In der Ausstellung „It's all about collecting …“ gab es für die Besucherinnen und Besucher die Möglichkeit, ihre Fragen, Meinungen und Anmerkungen rund um die Themen der Ausstellung auf großen Feedback-Stelen zu hinterlassen. Insgesamt haben uns über 140 Reaktionen erreicht. Auf dieser Seite finden Sie eine Auswahl der positiven, aber auch kritischen Rückmeldungen.

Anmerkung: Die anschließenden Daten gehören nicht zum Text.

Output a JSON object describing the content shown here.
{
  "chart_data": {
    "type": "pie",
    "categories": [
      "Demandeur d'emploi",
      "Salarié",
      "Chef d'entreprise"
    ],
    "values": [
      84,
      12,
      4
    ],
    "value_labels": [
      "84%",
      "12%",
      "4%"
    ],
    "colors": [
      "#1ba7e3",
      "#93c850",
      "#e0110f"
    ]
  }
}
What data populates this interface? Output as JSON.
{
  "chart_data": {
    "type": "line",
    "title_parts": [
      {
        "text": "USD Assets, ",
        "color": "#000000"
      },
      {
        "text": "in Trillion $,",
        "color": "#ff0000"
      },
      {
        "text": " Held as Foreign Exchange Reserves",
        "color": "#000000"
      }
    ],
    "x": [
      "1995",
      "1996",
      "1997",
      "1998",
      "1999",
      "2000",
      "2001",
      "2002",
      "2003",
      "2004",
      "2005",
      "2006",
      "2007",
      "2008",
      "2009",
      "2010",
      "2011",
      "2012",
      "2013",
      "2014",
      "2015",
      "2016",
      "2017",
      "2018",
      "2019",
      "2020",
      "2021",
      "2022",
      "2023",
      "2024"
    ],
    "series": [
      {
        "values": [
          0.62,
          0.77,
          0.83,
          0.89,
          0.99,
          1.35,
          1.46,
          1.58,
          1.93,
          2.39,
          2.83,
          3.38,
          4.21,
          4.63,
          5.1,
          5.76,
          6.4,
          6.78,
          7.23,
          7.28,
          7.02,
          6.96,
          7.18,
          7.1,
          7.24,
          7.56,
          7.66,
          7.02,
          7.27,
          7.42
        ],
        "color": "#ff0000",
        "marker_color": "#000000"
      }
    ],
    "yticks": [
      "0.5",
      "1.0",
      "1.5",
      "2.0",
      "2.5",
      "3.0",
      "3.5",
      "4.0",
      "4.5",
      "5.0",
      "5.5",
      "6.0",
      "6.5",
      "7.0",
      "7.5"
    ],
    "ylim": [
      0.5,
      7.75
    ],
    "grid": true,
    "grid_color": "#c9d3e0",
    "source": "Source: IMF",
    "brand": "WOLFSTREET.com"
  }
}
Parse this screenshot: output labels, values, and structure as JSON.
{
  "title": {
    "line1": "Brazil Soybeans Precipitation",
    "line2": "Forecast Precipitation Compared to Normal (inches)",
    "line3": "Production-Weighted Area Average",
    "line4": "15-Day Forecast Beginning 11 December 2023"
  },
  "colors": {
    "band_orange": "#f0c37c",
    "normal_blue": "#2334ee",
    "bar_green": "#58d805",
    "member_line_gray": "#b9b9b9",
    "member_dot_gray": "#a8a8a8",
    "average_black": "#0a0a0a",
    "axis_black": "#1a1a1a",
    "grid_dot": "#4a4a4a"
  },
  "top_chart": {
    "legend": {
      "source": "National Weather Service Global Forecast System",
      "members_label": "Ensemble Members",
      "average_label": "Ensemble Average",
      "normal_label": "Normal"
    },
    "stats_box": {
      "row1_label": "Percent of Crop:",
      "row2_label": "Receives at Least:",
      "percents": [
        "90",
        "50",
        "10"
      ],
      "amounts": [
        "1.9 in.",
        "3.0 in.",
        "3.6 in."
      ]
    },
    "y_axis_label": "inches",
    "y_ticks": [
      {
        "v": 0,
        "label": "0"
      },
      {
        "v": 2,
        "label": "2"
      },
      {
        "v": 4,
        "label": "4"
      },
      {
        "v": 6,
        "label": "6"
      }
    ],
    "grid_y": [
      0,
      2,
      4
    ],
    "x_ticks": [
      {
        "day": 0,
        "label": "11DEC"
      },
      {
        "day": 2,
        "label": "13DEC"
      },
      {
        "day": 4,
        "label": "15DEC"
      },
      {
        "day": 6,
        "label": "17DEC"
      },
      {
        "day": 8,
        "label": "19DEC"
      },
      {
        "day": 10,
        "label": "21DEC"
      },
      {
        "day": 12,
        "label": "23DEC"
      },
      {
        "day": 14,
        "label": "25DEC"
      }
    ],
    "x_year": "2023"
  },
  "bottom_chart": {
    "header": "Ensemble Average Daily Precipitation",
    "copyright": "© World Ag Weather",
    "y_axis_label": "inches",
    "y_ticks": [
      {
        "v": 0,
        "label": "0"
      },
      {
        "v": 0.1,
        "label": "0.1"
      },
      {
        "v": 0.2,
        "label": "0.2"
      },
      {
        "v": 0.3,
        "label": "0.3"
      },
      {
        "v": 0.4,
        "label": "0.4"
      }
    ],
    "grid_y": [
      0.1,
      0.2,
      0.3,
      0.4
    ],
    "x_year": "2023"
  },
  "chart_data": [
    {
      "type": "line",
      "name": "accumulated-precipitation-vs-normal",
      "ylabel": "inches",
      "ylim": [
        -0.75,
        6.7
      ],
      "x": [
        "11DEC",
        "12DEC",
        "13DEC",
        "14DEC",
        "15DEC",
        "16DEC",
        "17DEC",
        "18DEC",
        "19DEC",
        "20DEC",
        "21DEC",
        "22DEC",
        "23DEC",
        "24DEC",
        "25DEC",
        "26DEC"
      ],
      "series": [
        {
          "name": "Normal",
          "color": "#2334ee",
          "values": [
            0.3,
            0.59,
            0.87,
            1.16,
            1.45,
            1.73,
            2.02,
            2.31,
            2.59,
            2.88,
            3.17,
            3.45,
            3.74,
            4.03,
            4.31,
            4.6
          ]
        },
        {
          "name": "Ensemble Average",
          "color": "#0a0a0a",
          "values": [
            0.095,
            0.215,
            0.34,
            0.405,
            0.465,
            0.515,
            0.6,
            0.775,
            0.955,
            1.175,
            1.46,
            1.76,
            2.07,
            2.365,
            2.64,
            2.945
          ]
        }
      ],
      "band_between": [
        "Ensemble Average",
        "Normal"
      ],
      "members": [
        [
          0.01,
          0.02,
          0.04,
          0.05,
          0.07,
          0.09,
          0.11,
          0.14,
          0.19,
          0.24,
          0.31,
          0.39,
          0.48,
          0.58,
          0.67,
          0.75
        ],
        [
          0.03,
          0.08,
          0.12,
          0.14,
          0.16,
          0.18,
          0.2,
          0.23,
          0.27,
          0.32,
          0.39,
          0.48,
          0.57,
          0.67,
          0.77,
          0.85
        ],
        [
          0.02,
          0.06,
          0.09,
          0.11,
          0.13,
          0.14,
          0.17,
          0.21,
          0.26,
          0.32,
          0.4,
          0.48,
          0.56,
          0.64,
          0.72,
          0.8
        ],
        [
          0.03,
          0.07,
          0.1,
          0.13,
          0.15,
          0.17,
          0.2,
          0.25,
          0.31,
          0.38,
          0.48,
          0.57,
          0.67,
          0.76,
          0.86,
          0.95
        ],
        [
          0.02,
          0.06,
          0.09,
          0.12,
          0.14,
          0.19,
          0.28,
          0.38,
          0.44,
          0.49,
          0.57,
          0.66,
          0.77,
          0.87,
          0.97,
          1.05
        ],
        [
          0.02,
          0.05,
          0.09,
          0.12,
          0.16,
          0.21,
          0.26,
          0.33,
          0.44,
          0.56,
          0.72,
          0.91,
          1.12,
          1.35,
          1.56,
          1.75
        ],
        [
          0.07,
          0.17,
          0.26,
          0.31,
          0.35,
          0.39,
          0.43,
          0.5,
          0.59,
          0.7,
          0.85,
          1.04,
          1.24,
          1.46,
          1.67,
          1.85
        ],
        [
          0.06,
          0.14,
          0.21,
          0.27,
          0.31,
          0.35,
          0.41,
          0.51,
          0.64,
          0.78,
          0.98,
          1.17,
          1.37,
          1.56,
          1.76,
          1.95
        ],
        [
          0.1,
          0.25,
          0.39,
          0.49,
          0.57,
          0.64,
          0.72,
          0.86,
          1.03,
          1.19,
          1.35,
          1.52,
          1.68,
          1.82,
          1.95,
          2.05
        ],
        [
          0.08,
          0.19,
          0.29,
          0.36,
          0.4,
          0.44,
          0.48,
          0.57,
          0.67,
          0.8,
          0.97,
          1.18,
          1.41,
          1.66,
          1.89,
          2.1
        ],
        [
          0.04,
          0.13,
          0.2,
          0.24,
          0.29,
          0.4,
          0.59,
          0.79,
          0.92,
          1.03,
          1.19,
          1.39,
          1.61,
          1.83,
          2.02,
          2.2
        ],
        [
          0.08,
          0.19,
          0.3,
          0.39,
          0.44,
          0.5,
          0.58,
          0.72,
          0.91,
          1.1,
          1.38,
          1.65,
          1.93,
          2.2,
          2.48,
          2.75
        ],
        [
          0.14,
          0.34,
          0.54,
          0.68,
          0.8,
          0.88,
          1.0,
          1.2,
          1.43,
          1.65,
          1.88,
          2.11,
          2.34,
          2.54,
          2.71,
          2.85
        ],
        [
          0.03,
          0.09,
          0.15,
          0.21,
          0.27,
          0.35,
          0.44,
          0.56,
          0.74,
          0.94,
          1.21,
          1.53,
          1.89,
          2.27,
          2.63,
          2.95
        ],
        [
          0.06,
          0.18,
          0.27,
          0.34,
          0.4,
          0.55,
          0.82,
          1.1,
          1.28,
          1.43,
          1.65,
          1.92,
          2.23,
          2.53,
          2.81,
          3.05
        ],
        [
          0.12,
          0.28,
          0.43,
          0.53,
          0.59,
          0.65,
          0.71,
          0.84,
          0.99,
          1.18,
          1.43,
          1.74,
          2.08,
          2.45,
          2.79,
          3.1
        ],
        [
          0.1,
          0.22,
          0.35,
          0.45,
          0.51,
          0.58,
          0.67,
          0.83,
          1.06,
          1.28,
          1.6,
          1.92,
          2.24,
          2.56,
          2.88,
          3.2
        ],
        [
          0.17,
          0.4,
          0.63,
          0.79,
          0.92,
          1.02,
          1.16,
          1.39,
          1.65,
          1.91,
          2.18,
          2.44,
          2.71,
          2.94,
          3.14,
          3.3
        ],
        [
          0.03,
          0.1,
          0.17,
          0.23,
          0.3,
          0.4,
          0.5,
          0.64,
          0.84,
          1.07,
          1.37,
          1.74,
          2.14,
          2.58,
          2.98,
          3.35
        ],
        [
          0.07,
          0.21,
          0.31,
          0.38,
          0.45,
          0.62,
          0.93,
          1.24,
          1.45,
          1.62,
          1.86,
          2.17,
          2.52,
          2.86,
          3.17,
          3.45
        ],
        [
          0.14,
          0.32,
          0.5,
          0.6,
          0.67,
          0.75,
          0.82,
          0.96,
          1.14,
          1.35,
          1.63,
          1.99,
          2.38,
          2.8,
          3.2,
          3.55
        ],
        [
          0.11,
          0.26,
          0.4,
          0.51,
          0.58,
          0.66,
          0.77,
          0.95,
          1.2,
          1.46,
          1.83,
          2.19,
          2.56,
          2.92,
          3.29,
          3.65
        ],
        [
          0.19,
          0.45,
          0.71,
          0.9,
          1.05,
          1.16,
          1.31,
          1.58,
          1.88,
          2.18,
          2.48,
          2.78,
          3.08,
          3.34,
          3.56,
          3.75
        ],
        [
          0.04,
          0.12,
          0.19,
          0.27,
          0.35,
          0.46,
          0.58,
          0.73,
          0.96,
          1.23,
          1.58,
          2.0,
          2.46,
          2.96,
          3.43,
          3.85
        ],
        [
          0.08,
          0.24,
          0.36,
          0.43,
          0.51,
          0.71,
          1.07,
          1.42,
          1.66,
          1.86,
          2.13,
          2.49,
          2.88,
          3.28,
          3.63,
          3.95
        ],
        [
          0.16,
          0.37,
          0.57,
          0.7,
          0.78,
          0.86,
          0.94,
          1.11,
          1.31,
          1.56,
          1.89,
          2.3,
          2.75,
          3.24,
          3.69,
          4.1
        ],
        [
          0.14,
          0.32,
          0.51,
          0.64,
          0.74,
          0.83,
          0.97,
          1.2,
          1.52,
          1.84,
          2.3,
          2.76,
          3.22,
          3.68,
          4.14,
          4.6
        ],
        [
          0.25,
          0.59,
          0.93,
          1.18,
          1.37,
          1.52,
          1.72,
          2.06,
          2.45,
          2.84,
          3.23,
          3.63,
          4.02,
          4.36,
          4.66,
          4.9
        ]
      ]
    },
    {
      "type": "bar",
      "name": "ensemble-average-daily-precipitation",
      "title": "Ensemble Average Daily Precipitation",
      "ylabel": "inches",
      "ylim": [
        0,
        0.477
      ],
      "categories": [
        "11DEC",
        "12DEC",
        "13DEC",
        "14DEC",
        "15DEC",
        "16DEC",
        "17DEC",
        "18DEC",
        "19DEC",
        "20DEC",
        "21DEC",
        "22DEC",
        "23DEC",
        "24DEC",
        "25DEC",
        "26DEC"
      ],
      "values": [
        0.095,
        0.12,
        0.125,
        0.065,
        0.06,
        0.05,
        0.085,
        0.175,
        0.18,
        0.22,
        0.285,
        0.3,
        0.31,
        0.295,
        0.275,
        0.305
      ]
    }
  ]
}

Einen Teil des Feedbacks möchten wir nicht unkommentiert lassen. Lesen Sie unsere Antworten, indem Sie auf die roten Kreuze klicken.
 

Impliziert die Frage „Was sammelst du?“ nicht, dass es sich bei dem kolonialen Sammeln eben wirklich um harmloses Sammeln und nicht, wie eindeutig belegt, um gewaltvolle Diebstähle handelt?!

Unsere Antwort:

Genau diese Frage haben wir uns auch gestellt. Die Art der Aneignung geht aus dem Begriff „sammeln“ nicht hervor. Daher haben wir uns dazu entschieden, den Begriff im Fall der Sammlung Franz Emil Hellwigs durchzustreichen und im Bezug zur „Sammlung“ Riebeck in Anführungszeichen zu setzen.

Ich sehe leider kaum einen roten Faden in der Sonder­aus­stellung. Kritisch finde ich, dass Symbole gezeigt werden, die bei der weiblichen Genital­ver­stüm­melung getragen werden bzw. bei den „Festen“ dazu.

Unsere Antwort:

Danke für den Hinweis. Trotz zahlreicher intensiver Diskussionen und Abstimmungen mit unserem Beratungsteam gibt es Dinge, die besser gemacht werden können und vielleicht auch sollten. Auch das Ausstellungsteam lernt stetig dazu.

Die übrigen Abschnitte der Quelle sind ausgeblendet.